Typical workplace conversation, Monday through Thursday of any week:
“How’s it going?” “Be going better if it was Friday!”
“How’re you doing?” “Just trying to make it to Friday.”
“Is it Friday yet?”
“This would make a good Friday, wouldn’t it?”
“I sure wish it was Friday!”
Typical workplace conversation, any Friday:
“How’s it going?” “Great, it’s FRIDAY!!”
We say this Every. Freaking. Week.
Mondays through Thursdays are simply annoyances, standing in the way between us and our precious, sacred weekends. And Fridays are the golden gate through which we cross into those oh, so longed for Saturdays and Sundays.
And then, just like that, the weekend is over, Monday returns, and the longing begins anew.
Sorta sad, when you think about it.
Don’t get me wrong.
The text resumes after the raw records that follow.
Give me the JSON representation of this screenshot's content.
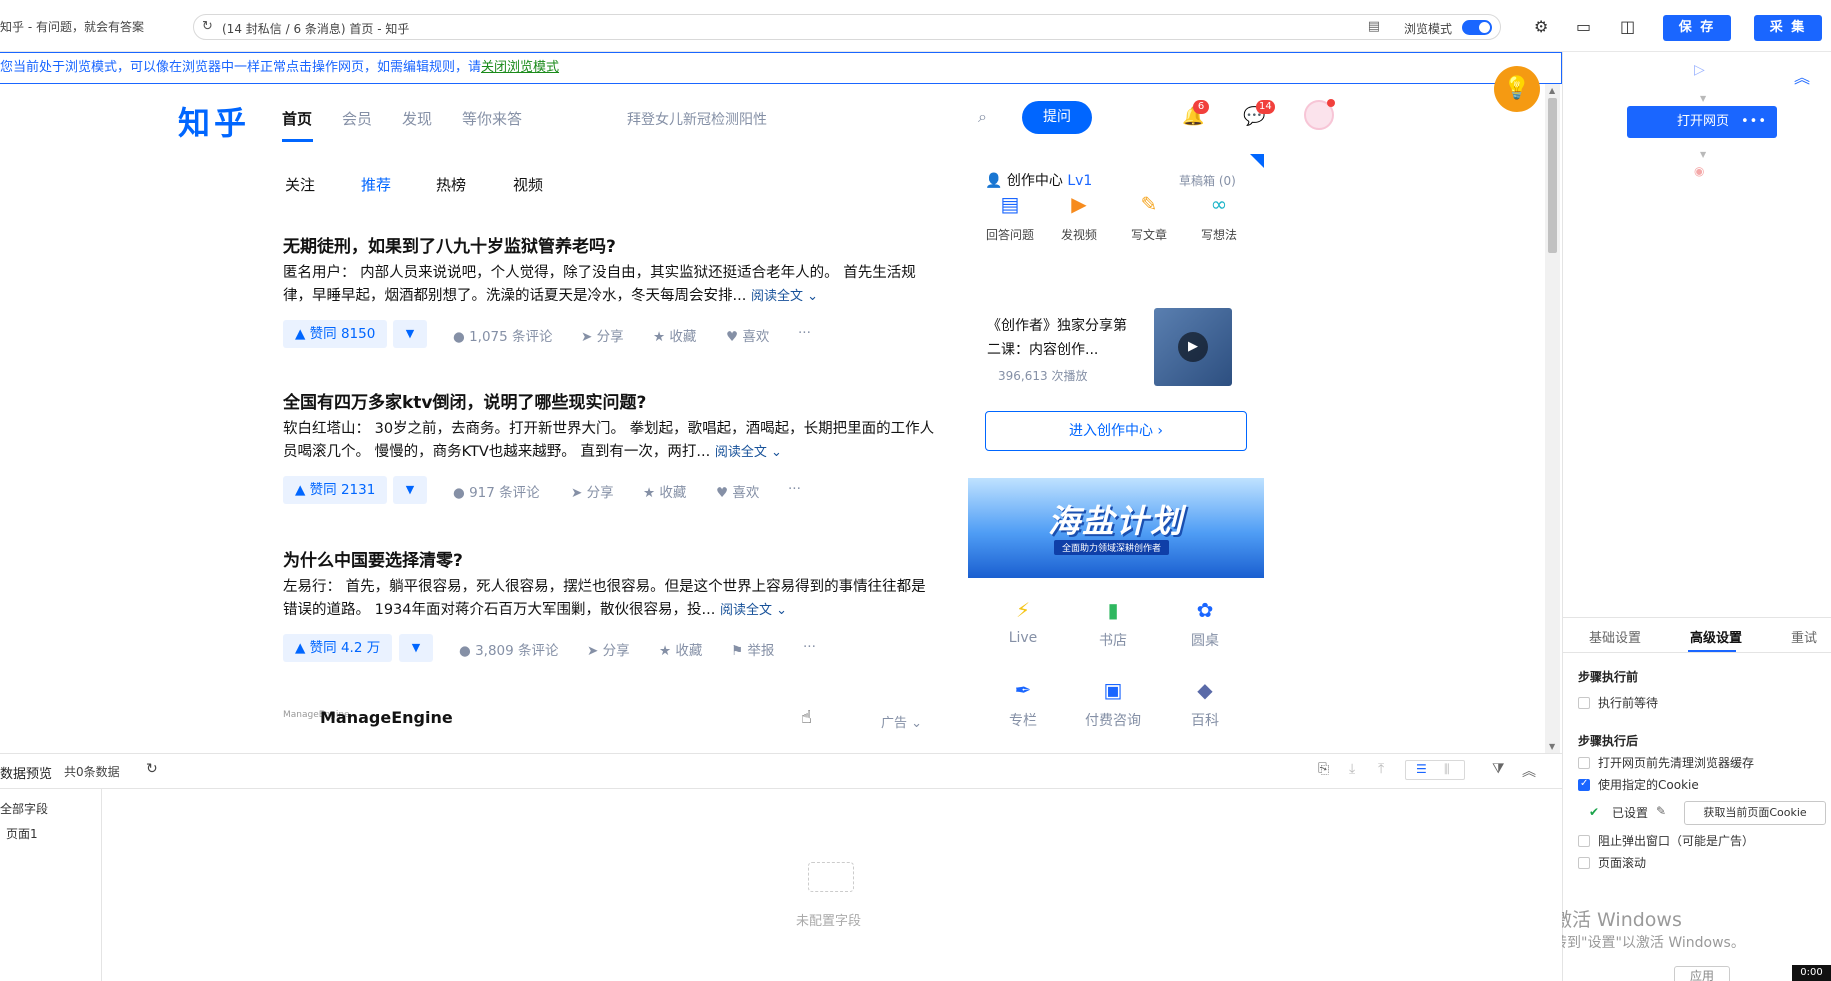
{
  "browser": {
    "tab_title": "知乎 - 有问题，就会有答案",
    "url": "(14 封私信 / 6 条消息) 首页 - 知乎",
    "mode_label": "浏览模式",
    "save_label": "保 存",
    "collect_label": "采 集"
  },
  "infobar": {
    "text": "您当前处于浏览模式，可以像在浏览器中一样正常点击操作网页，如需编辑规则，请",
    "link": "关闭浏览模式"
  },
  "zhihu": {
    "logo": "知乎",
    "nav": [
      "首页",
      "会员",
      "发现",
      "等你来答"
    ],
    "search_hint": "拜登女儿新冠检测阳性",
    "ask_label": "提问",
    "notif_count": "6",
    "msg_count": "14",
    "subtabs": [
      "关注",
      "推荐",
      "热榜",
      "视频"
    ],
    "feed": [
      {
        "title": "无期徒刑，如果到了八九十岁监狱管养老吗?",
        "body": "匿名用户： 内部人员来说说吧，个人觉得，除了没自由，其实监狱还挺适合老年人的。 首先生活规律，早睡早起，烟酒都别想了。洗澡的话夏天是冷水，冬天每周会安排...",
        "read_more": "阅读全文 ⌄",
        "vote": "▲ 赞同 8150",
        "comments": "1,075 条评论",
        "share": "分享",
        "fav": "收藏",
        "like": "喜欢"
      },
      {
        "title": "全国有四万多家ktv倒闭，说明了哪些现实问题?",
        "body": "软白红塔山： 30岁之前，去商务。打开新世界大门。 拳划起，歌唱起，酒喝起，长期把里面的工作人员喝滚几个。 慢慢的，商务KTV也越来越野。 直到有一次，两打...",
        "read_more": "阅读全文 ⌄",
        "vote": "▲ 赞同 2131",
        "comments": "917 条评论",
        "share": "分享",
        "fav": "收藏",
        "like": "喜欢"
      },
      {
        "title": "为什么中国要选择清零?",
        "body": "左易行： 首先，躺平很容易，死人很容易，摆烂也很容易。但是这个世界上容易得到的事情往往都是错误的道路。 1934年面对蒋介石百万大军围剿，散伙很容易，投...",
        "read_more": "阅读全文 ⌄",
        "vote": "▲ 赞同 4.2 万",
        "comments": "3,809 条评论",
        "share": "分享",
        "fav": "收藏",
        "like": "举报"
      }
    ],
    "ad_logo": "ManageEngine",
    "ad_name": "ManageEngine",
    "ad_tag": "广告 ⌄",
    "creator": {
      "title": "创作中心",
      "level": "Lv1",
      "drafts": "草稿箱 (0)",
      "tools": [
        "回答问题",
        "发视频",
        "写文章",
        "写想法"
      ],
      "course_title": "《创作者》独家分享第二课：内容创作...",
      "course_plays": "396,613 次播放",
      "enter": "进入创作中心 ›"
    },
    "banner_title": "海盐计划",
    "banner_sub": "全面助力领域深耕创作者",
    "entries": [
      "Live",
      "书店",
      "圆桌",
      "专栏",
      "付费咨询",
      "百科"
    ]
  },
  "right_panel": {
    "open_node": "打开网页",
    "tabs": [
      "基础设置",
      "高级设置",
      "重试"
    ],
    "before_hd": "步骤执行前",
    "before_opts": [
      "执行前等待"
    ],
    "after_hd": "步骤执行后",
    "after_opts": [
      "打开网页前先清理浏览器缓存",
      "使用指定的Cookie"
    ],
    "set_label": "已设置",
    "get_cookie": "获取当前页面Cookie",
    "more_opts": [
      "阻止弹出窗口（可能是广告）",
      "页面滚动"
    ],
    "win_mark1": "激活 Windows",
    "win_mark2": "转到\"设置\"以激活 Windows。",
    "apply": "应用",
    "time": "0:00"
  },
  "bottom_panel": {
    "title": "数据预览",
    "count": "共0条数据",
    "all_fields": "全部字段",
    "page1": "页面1",
    "empty": "未配置字段"
  },
  "colors": {
    "accent": "#1a66ff",
    "zhihu_blue": "#0066ff",
    "badge": "#f1403c"
  }
}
I love my weekends, absolutely. It’s my chance to wake up without an alarm clock, unless you count my cat. I’m not putting on the uniform I wear through the week as I drive my shuttle bus; I can actually wear other clothes. I can spend time doing what I want, instead of what I get paid for. Weekends get two thumbs up from me.
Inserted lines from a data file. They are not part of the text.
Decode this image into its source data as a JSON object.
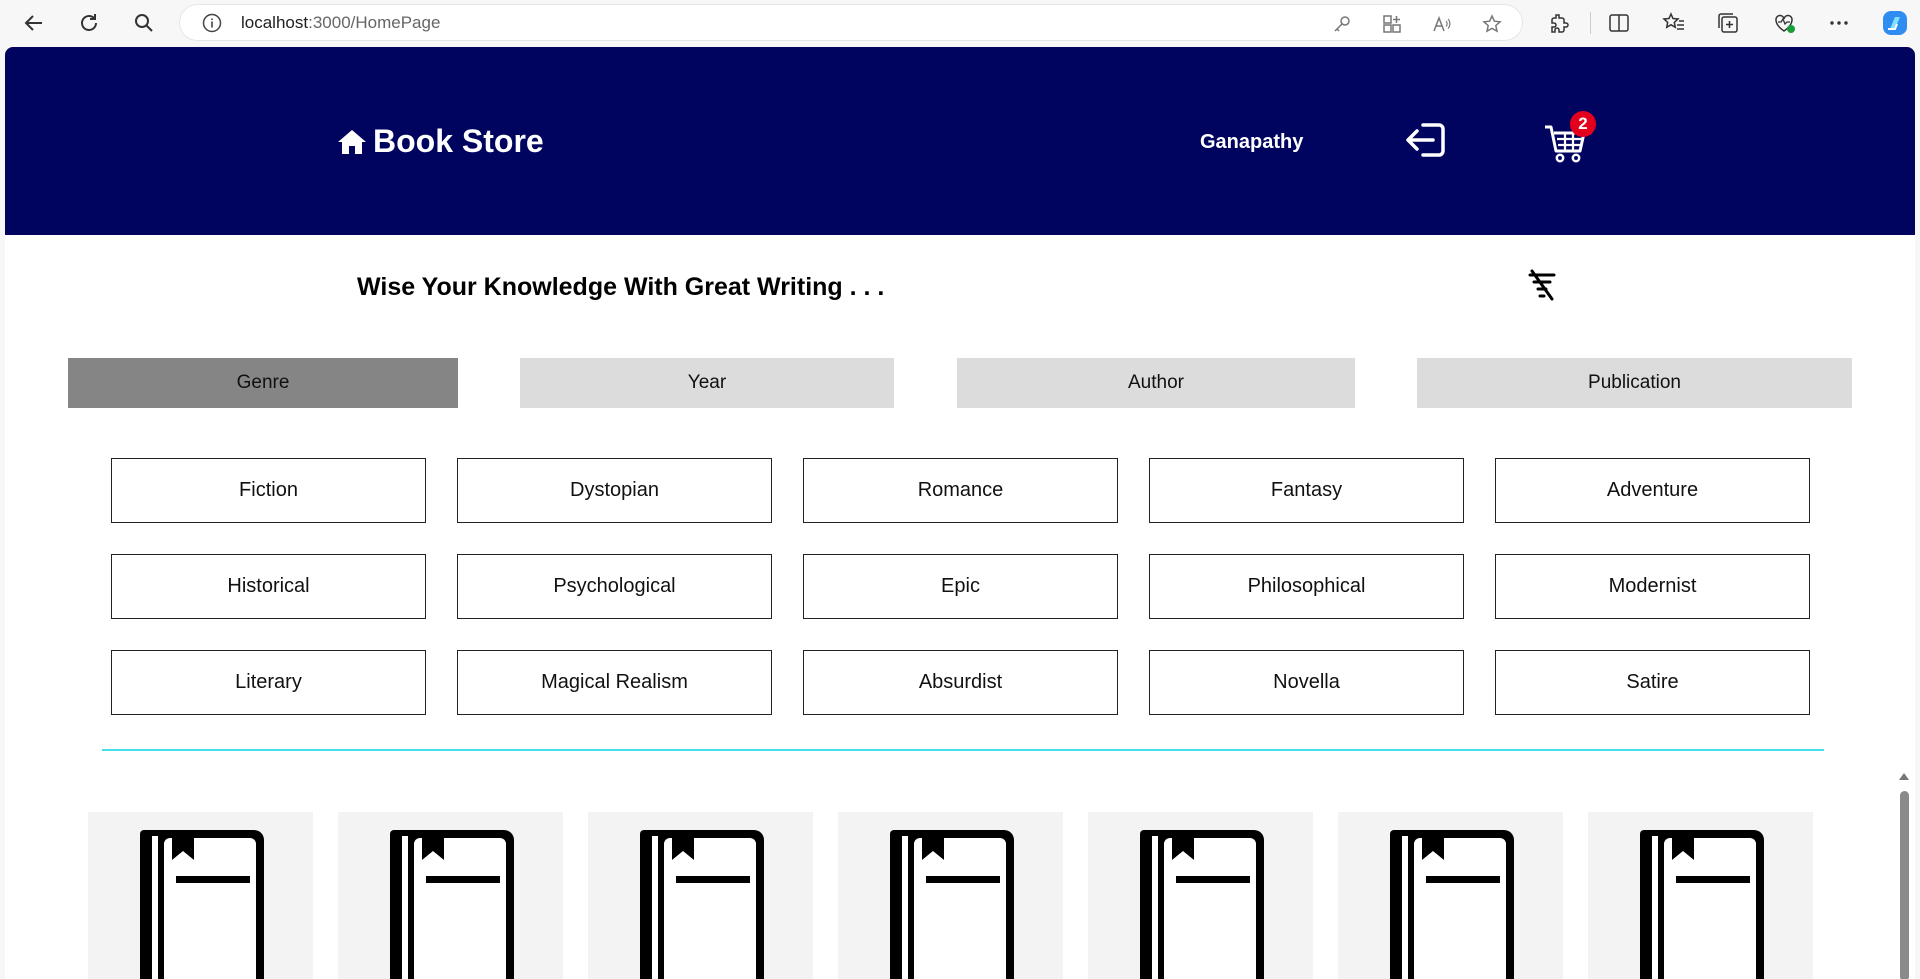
{
  "browser": {
    "url_host": "localhost",
    "url_path": ":3000/HomePage"
  },
  "header": {
    "brand": "Book Store",
    "username": "Ganapathy",
    "cart_count": "2"
  },
  "tagline": "Wise Your Knowledge With Great Writing . . .",
  "filter_tabs": [
    "Genre",
    "Year",
    "Author",
    "Publication"
  ],
  "active_tab": "Genre",
  "genres": [
    "Fiction",
    "Dystopian",
    "Romance",
    "Fantasy",
    "Adventure",
    "Historical",
    "Psychological",
    "Epic",
    "Philosophical",
    "Modernist",
    "Literary",
    "Magical Realism",
    "Absurdist",
    "Novella",
    "Satire"
  ],
  "colors": {
    "header_bg": "#00045f",
    "active_tab": "#858585",
    "inactive_tab": "#dcdcdc",
    "divider": "#43e0e8",
    "badge": "#e4001c"
  },
  "book_cards_visible": 7,
  "icons": {
    "brand": "home-icon",
    "logout": "logout-icon",
    "cart": "cart-icon",
    "filter": "filter-off-icon",
    "book": "book-icon"
  }
}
But, I don’t know, I guess I worry some that I’m rushing my life along, looking for the next Friday down the road. It’s not like I can store up all the Mondays through Thursdays to use another time. Once they’ve passed, they’re gone for good. And as I rush headlong to my 60th birthday, I’m becoming more sensitive to the value of all those days in between the Fridays.
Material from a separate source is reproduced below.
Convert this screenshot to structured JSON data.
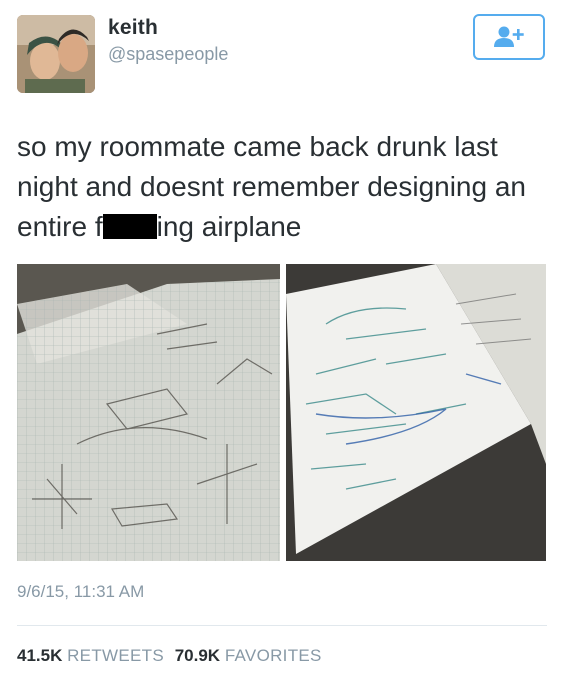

I know I should experience each day just as it is: the people who come my way, the food I eat, the weather I encounter, the opportunities, the circumstances, the sights, the sounds, all of it. After all, who knows if we’ll make it to Friday, or if it will make it to us?
But it’s going to take a major mental adjustment to begin taking and appreciating each day for the singular treasure it is. If any of you can offer some tips on how you do it, I’m listening.
On a somewhat brighter note, this is the first post I’ve managed to finish after several weeks of false starts, so I take this as a small victory.